Essential Reading : The EcoSTEP™ Tool for Measuring Sustainability
Measuring or projecting the improvement or decline of various quality of life factors over time is clarified using the EcoSTEP™ tool. Symbolizing the cyclical quality and interconnectivity of all living systems, EcoSTEP™ is an effective tool for plotting various sustainability indicators in three term, or time, ranges—short-term (S), medium-term (M), and longterm (L)—each divided into ten time frames that can be defined however the user chooses (i.e. one year, ten years, etc.). (Click on the diagrams to the right to view enlarged EcoSTEP™ diagrams, both filled in and blank.)

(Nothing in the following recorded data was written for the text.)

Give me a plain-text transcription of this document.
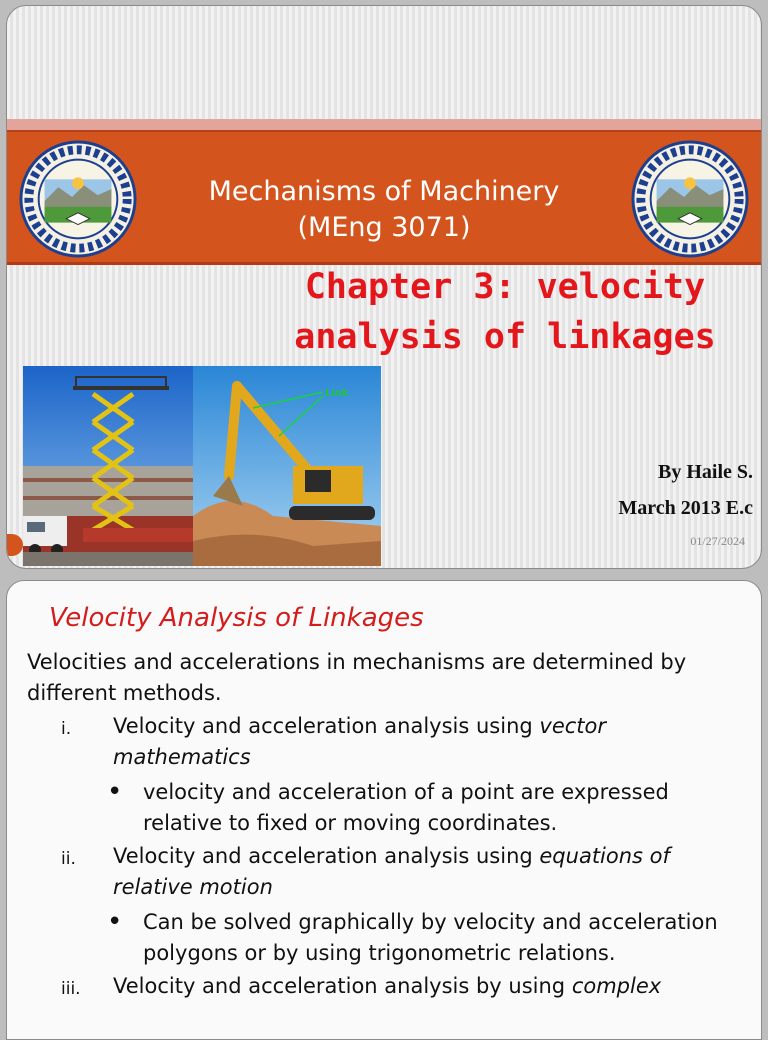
Mechanisms of Machinery
(MEng 3071)
Chapter 3: velocity
analysis of linkages
Link
By Haile S.
March 2013 E.c
01/27/2024
Velocity Analysis of Linkages
Velocities and accelerations in mechanisms are determined by different methods.
i. Velocity and acceleration analysis using vector mathematics
• velocity and acceleration of a point are expressed relative to fixed or moving coordinates.
ii. Velocity and acceleration analysis using equations of relative motion
• Can be solved graphically by velocity and acceleration polygons or by using trigonometric relations.
iii. Velocity and acceleration analysis by using complex
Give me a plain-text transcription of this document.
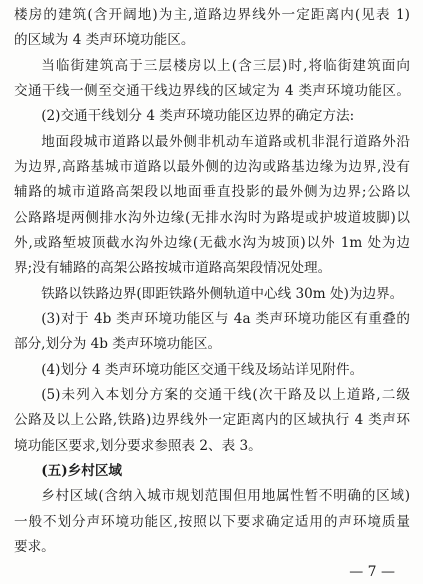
楼房的建筑(含开阔地)为主,道路边界线外一定距离内(见表 1)
的区域为 4 类声环境功能区。
当临街建筑高于三层楼房以上(含三层)时,将临街建筑面向
交通干线一侧至交通干线边界线的区域定为 4 类声环境功能区。
(2)交通干线划分 4 类声环境功能区边界的确定方法:
地面段城市道路以最外侧非机动车道路或机非混行道路外沿
为边界,高路基城市道路以最外侧的边沟或路基边缘为边界,没有
辅路的城市道路高架段以地面垂直投影的最外侧为边界;公路以
公路路堤两侧排水沟外边缘(无排水沟时为路堤或护坡道坡脚)以
外,或路堑坡顶截水沟外边缘(无截水沟为坡顶)以外 1m 处为边
界;没有辅路的高架公路按城市道路高架段情况处理。
铁路以铁路边界(即距铁路外侧轨道中心线 30m 处)为边界。
(3)对于 4b 类声环境功能区与 4a 类声环境功能区有重叠的
部分,划分为 4b 类声环境功能区。
(4)划分 4 类声环境功能区交通干线及场站详见附件。
(5)未列入本划分方案的交通干线(次干路及以上道路,二级
公路及以上公路,铁路)边界线外一定距离内的区域执行 4 类声环
境功能区要求,划分要求参照表 2、表 3。
(五)乡村区域
乡村区域(含纳入城市规划范围但用地属性暂不明确的区域)
一般不划分声环境功能区,按照以下要求确定适用的声环境质量
要求。
— 7 —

In an ideal world, an indicator (for example, water quality), plotted near the outermost ring of each term scale would be considered, or judged to be approaching the best possible outcome or condition for sustainability. In this example, short-term conditions appear to be approaching optimal, yet the relative immediacy of medium and long-term measures indicate water quality challenges that lie ahead. For further detail, the dots plotted on the scale can be color-coded and sized according to the urgency or scale of the challenge of that particular indicator.

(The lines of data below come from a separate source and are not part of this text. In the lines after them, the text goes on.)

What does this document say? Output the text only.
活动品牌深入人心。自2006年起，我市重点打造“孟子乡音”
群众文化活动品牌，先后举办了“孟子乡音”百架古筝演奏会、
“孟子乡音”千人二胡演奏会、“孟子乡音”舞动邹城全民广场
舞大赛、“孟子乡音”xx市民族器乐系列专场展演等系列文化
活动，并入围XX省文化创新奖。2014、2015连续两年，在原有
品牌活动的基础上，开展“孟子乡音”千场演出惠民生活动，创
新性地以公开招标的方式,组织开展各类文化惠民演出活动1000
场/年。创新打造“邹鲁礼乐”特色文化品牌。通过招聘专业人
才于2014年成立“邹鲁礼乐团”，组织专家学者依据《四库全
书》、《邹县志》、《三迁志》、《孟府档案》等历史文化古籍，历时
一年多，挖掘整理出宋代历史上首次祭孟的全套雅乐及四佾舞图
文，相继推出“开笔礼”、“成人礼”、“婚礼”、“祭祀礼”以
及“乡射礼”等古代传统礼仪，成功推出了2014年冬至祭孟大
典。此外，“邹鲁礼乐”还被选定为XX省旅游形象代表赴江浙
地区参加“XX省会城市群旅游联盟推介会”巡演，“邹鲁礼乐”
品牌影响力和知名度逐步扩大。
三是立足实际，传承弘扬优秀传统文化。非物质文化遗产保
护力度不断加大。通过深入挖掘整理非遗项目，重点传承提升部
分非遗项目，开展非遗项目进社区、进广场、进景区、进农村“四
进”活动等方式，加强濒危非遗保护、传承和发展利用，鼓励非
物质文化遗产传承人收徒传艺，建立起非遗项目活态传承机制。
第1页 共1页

The EcoSTEP™ tool allows any user to assess hypothetical yet real life situations, or real conditions of design or planning intent, to assess the assumptions for consequences and trade-offs, and to communicate those situations to stakeholders and leadership. By incorporating all five domains the tool is effective both in gauging progress and in revealing the various and complex trade-offs that will occur between indicators.

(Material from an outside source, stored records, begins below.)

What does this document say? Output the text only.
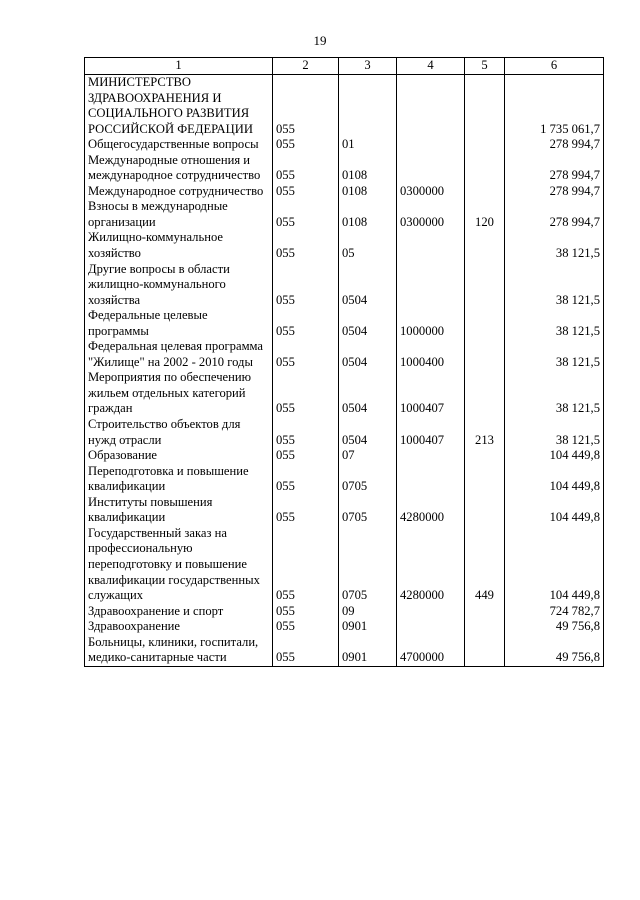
19
1	2	3	4	5	6
МИНИСТЕРСТВО ЗДРАВООХРАНЕНИЯ И СОЦИАЛЬНОГО РАЗВИТИЯ РОССИЙСКОЙ ФЕДЕРАЦИИ	055				1 735 061,7
Общегосударственные вопросы	055	01			278 994,7
Международные отношения и международное сотрудничество	055	0108			278 994,7
Международное сотрудничество	055	0108	0300000		278 994,7
Взносы в международные организации	055	0108	0300000	120	278 994,7
Жилищно-коммунальное хозяйство	055	05			38 121,5
Другие вопросы в области жилищно-коммунального хозяйства	055	0504			38 121,5
Федеральные целевые программы	055	0504	1000000		38 121,5
Федеральная целевая программа "Жилище" на 2002 - 2010 годы	055	0504	1000400		38 121,5
Мероприятия по обеспечению жильем отдельных категорий граждан	055	0504	1000407		38 121,5
Строительство объектов для нужд отрасли	055	0504	1000407	213	38 121,5
Образование	055	07			104 449,8
Переподготовка и повышение квалификации	055	0705			104 449,8
Институты повышения квалификации	055	0705	4280000		104 449,8
Государственный заказ на профессиональную переподготовку и повышение квалификации государственных служащих	055	0705	4280000	449	104 449,8
Здравоохранение и спорт	055	09			724 782,7
Здравоохранение	055	0901			49 756,8
Больницы, клиники, госпитали, медико-санитарные части	055	0901	4700000		49 756,8
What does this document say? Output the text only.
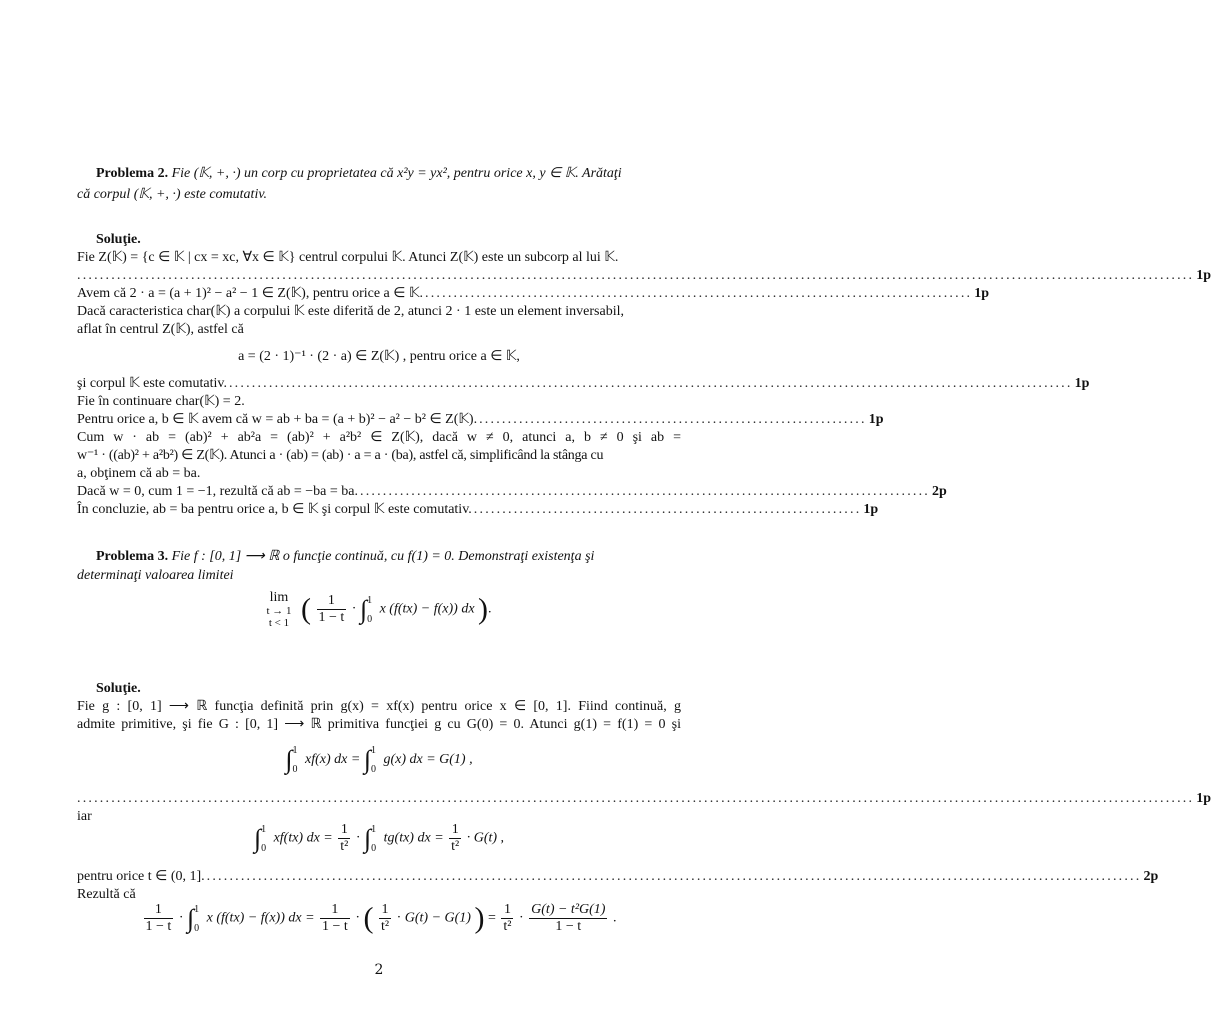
Problema 2. Fie (𝕂, +, ·) un corp cu proprietatea că x²y = yx², pentru orice x, y ∈ 𝕂. Arătaţi
că corpul (𝕂, +, ·) este comutativ.
Soluţie.
Fie Z(𝕂) = {c ∈ 𝕂 | cx = xc, ∀x ∈ 𝕂} centrul corpului 𝕂. Atunci Z(𝕂) este un subcorp al lui 𝕂.
.................................................................................................................................................................................................... 1p
Avem că 2 · a = (a + 1)² − a² − 1 ∈ Z(𝕂), pentru orice a ∈ 𝕂. ................................................................................................ 1p
Dacă caracteristica char(𝕂) a corpului 𝕂 este diferită de 2, atunci 2 · 1 este un element inversabil,
aflat în centrul Z(𝕂), astfel că
a = (2 · 1)⁻¹ · (2 · a) ∈ Z(𝕂) , pentru orice a ∈ 𝕂,
şi corpul 𝕂 este comutativ. .................................................................................................................................................... 1p
Fie în continuare char(𝕂) = 2.
Pentru orice a, b ∈ 𝕂 avem că w = ab + ba = (a + b)² − a² − b² ∈ Z(𝕂). .................................................................... 1p
Cum w · ab = (ab)² + ab²a = (ab)² + a²b² ∈ Z(𝕂), dacă w ≠ 0, atunci a, b ≠ 0 şi ab =
w⁻¹ · ((ab)² + a²b²) ∈ Z(𝕂). Atunci a · (ab) = (ab) · a = a · (ba), astfel că, simplificând la stânga cu
a, obţinem că ab = ba.
Dacă w = 0, cum 1 = −1, rezultă că ab = −ba = ba. .................................................................................................... 2p
În concluzie, ab = ba pentru orice a, b ∈ 𝕂 şi corpul 𝕂 este comutativ. .................................................................... 1p
Problema 3. Fie f : [0, 1] ⟶ ℝ o funcţie continuă, cu f(1) = 0. Demonstraţi existenţa şi
determinaţi valoarea limitei
lim
t → 1
t < 1 ( $\frac{1}{1 - t}$ · ∫ 1
0
x (f(tx) − f(x)) dx ).
Soluţie.
Fie g : [0, 1] ⟶ ℝ funcţia definită prin g(x) = xf(x) pentru orice x ∈ [0, 1]. Fiind continuă, g
admite primitive, şi fie G : [0, 1] ⟶ ℝ primitiva funcţiei g cu G(0) = 0. Atunci g(1) = f(1) = 0 şi
∫ 1
0
xf(x) dx = ∫ 1
0
g(x) dx = G(1) ,
.................................................................................................................................................................................................... 1p
iar
∫ 1
0
xf(tx) dx = $\frac{1}{\text{t²}}$ · ∫ 1
0
tg(tx) dx = $\frac{1}{\text{t²}} \cdot G(t)$ ,
pentru orice t ∈ (0, 1]. .................................................................................................................................................................... 2p
Rezultă că
$\frac{1}{1 - t}$ · ∫ 1
0
x (f(tx) − f(x)) dx = $\frac{1}{1 - t}$ · ( $\frac{1}{\text{t²}} \cdot G(t) - G(1)$ ) = $\frac{1}{\text{t²}} \cdot \frac{\text{G(t) − t²G(1)}}{1 - t}$ .
2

This graphic representation of issues and conditions makes EcoSTEP™ an ideal tool for collaborative planning as well as for communicating to leaders and the public a region's progress toward a sustainable vision and quality of life goals. W. Cecil Steward of The Joslyn Institute developed EcoSTEP, and he has applied the tool to a diverse range and scales of built-environment projects, including individual buildings, neighborhood contexts, small communities, districts within cities, and to large regions.